In seeking a prison term for Mr. D’Souza, 53, the government disputed his lawyer’s contention in recent court papers that his client had “unequivocally accepted responsibility” for his crime.
“The defendant pled guilty at the last possible moment before trial began,” prosecutors wrote, “not because he actually accepted responsibility for his conduct, but because he was in fact guilty and he had no defense or excuse for his criminal conduct.”
“The defendant’s crime is serious and strikes at the heart of our federal election system,” prosecutors added.
The government had said Mr. D’Souza arranged in August 2012 to have two friends each donate $10,000 on behalf of themselves and their spouses to Ms. Long’s campaign, with the understanding that Mr. D’Souza would reimburse their contributions. That resulted in a contribution of $20,000, exceeding the $5,000 individual limit for the 2012 election cycle.
(Excerpt) Read more at americanthinker.com ...
Or a 747. It’s all good.
The proper response now is for D'Souza's lawyers, aided by the campaign finance experts on our side, is to immediately submit lengthy lists of democrat donors reasonably suspected of the same thing, and ask if prosecutors really want to start throwing people in jail for this.

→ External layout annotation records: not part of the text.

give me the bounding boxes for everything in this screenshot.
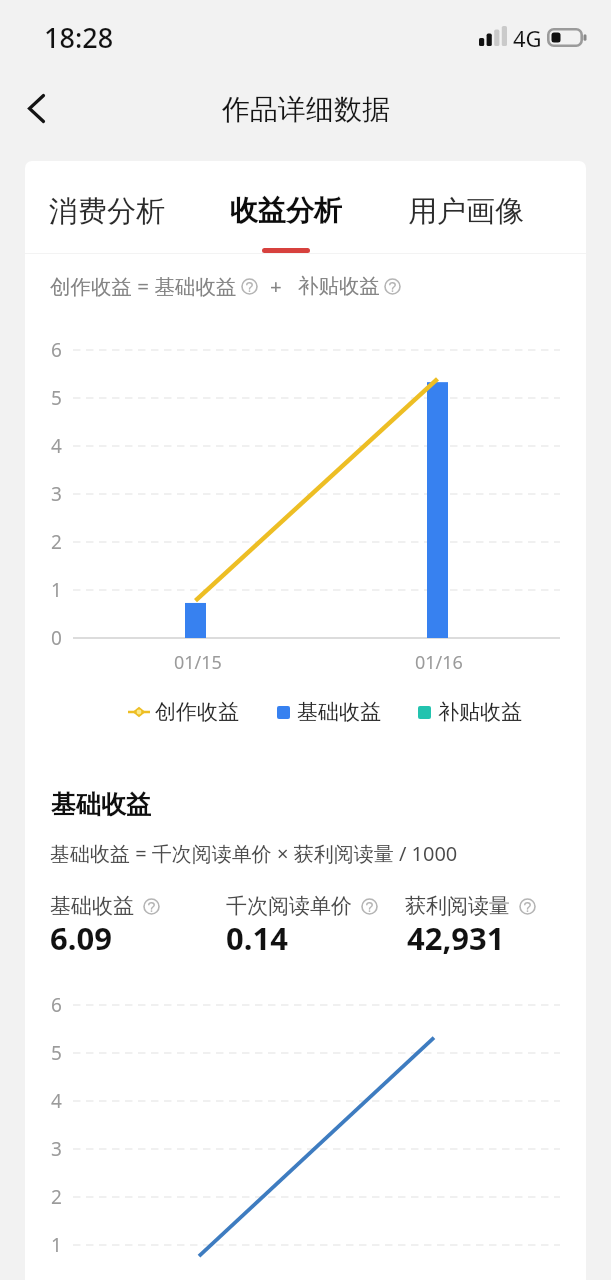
staticText: 1 [51,1232,62,1258]
staticText: 消费分析 [49,193,165,230]
staticText: 用户画像 [408,193,524,230]
staticText: 18:28 [44,19,114,56]
staticText: 获利阅读量 [405,893,510,919]
staticText: 42,931 [407,917,505,959]
staticText: 基础收益 [50,893,134,919]
staticText: 01/16 [415,650,463,675]
staticText: 0 [51,625,62,651]
staticText: 5 [51,1040,62,1066]
staticText: 4G [513,23,542,53]
staticText: 3 [51,1136,62,1162]
staticText: 补贴收益 [298,273,380,299]
staticText: 千次阅读单价 [226,893,352,919]
staticText: 补贴收益 [438,699,522,725]
staticText: 基础收益 [51,789,151,820]
button[interactable]: 收益分析 [224,161,348,253]
staticText: 收益分析 [230,193,342,228]
staticText: 01/15 [174,650,222,675]
staticText: 作品详细数据 [222,92,390,127]
staticText: 基础收益 [297,699,381,725]
staticText: 创作收益 = 基础收益 [50,272,237,300]
staticText: 基础收益 = 千次阅读单价 × 获利阅读量 / 1000 [50,840,458,867]
button[interactable]: 用户画像 [404,161,528,253]
staticText: 3 [51,481,62,507]
staticText: 0.14 [226,917,288,959]
staticText: 4 [51,433,62,459]
staticText: 2 [51,1184,62,1210]
button[interactable]: 消费分析 [45,161,169,253]
staticText: 1 [51,577,62,603]
staticText: 4 [51,1088,62,1114]
staticText: 6 [51,337,62,363]
button[interactable]: 基础收益 [277,699,381,725]
staticText: 创作收益 [155,699,239,725]
button[interactable]: Back [4,72,66,150]
button[interactable]: 创作收益 [128,699,239,725]
button[interactable]: 补贴收益 [418,699,522,725]
staticText: + [270,272,282,300]
staticText: 6.09 [50,917,112,959]
staticText: 2 [51,529,62,555]
staticText: 6 [51,992,62,1018]
staticText: 5 [51,385,62,411]
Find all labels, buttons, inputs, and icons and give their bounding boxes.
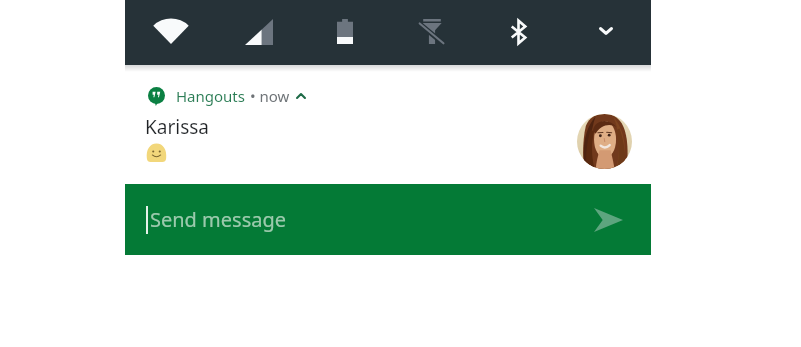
staticText: Hangouts [176,86,245,106]
staticText: Send message [150,206,287,233]
button[interactable]: Send message [125,184,651,255]
button[interactable]: Collapse notification [292,86,310,106]
button[interactable]: Bluetooth [496,0,540,65]
staticText: Karissa [145,114,210,140]
button[interactable]: Send [584,196,632,244]
button[interactable]: Expand quick settings [584,0,628,65]
button[interactable]: Hangouts [148,86,310,106]
button[interactable]: Karissa profile photo [577,114,632,169]
button[interactable]: Battery [323,0,367,65]
staticText: • now [250,86,290,106]
button[interactable]: Wi-Fi [149,0,193,65]
button[interactable]: Mobile signal [237,0,281,65]
button[interactable]: Flashlight off [410,0,454,65]
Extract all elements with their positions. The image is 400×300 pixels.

If DSouza deserves jail time for what he did Lois Lerner and the head of the VA in Phoenix should get capital punishment.
Because MSM will push it in the news of course. Turn off moderates leftists from truth of his message. Know your enemies.
When you make a couple of movies showing the emperor has no clothes you better expect jailtime. Its a police state after all.
so WHO is the prosecutor? Is this HOLDER?
He should have shot dead his girlfriend through the bathroom door.
Conservatives are passionate about preserving our Free Republic, we must always be aware the bar is set much higher for us, and we must always remember we set the bar.
The communists see our passion as a weakness and seek every opportunity to exploit it, we now see one of our own served up as an example of how communists deal with those who would defy them, we need to keep our eyes on the bar, there is only misery for slipping under it, not just for the one; but for us all, very tempting to do so as we see the enemy get away with lawlessness continually and openly parade such in our face.
Maintaining freedom means constant vigilance to keeping the moral code that is embedded in our spirit to remain free, at least until we decide to endeavor into revolution, that goes beyond enduring the political into the shedding of blood at which time by necessity the bar, the code, must be removed, shelved until victory is achieved, war really is hell.
It is wrong when they promulgate such nonsense in defense of black’s actions and it is especially abhorrent when applied in Mr D’souza’s case.
Agreed!
Nonetheless, I would not make an illegal campaign contribution.
Not even if I thought I could get away with it.
A man leading the charge against government corruption should be less prone than I to do so.
1) Dinesh D'Souza is guilty; end of that discussion.
2) Selective prosecution is unpersuasive in an ordinary criminal case; the mitigating feature, if any, of selective prosecution should be applied to sentencing.
3) laws concerning campaign contributions are not laws against inherent evil, at least as defined by the Supreme Court of the United States which upheld in some instances the payment of money to affect elections as a constitutionally protected free speech.
4) if there is a politically motivated selective prosecution in a political case is more persuasive than a defense of selective prosecution in a case involving a crime, for example, of violence.
5) selective prosecution in a political case approaches a moral equivalence of the wrongdoing originally complained of which is not true in a case of ordinary crime.
6) Dinesh D'Souza is a first-time offender and should be treated as such and in that context one notes that Democrats have received only probation for similar offenses.
I would be grateful if you would point out which of these propositions you find disagreeable. I am not clear how this defense supports the concededly wrongheaded arguments of Jackson and Sharpton nor, if it does, how it then can be distinguished from the arguments advanced by the patriots who fought the American Revolution.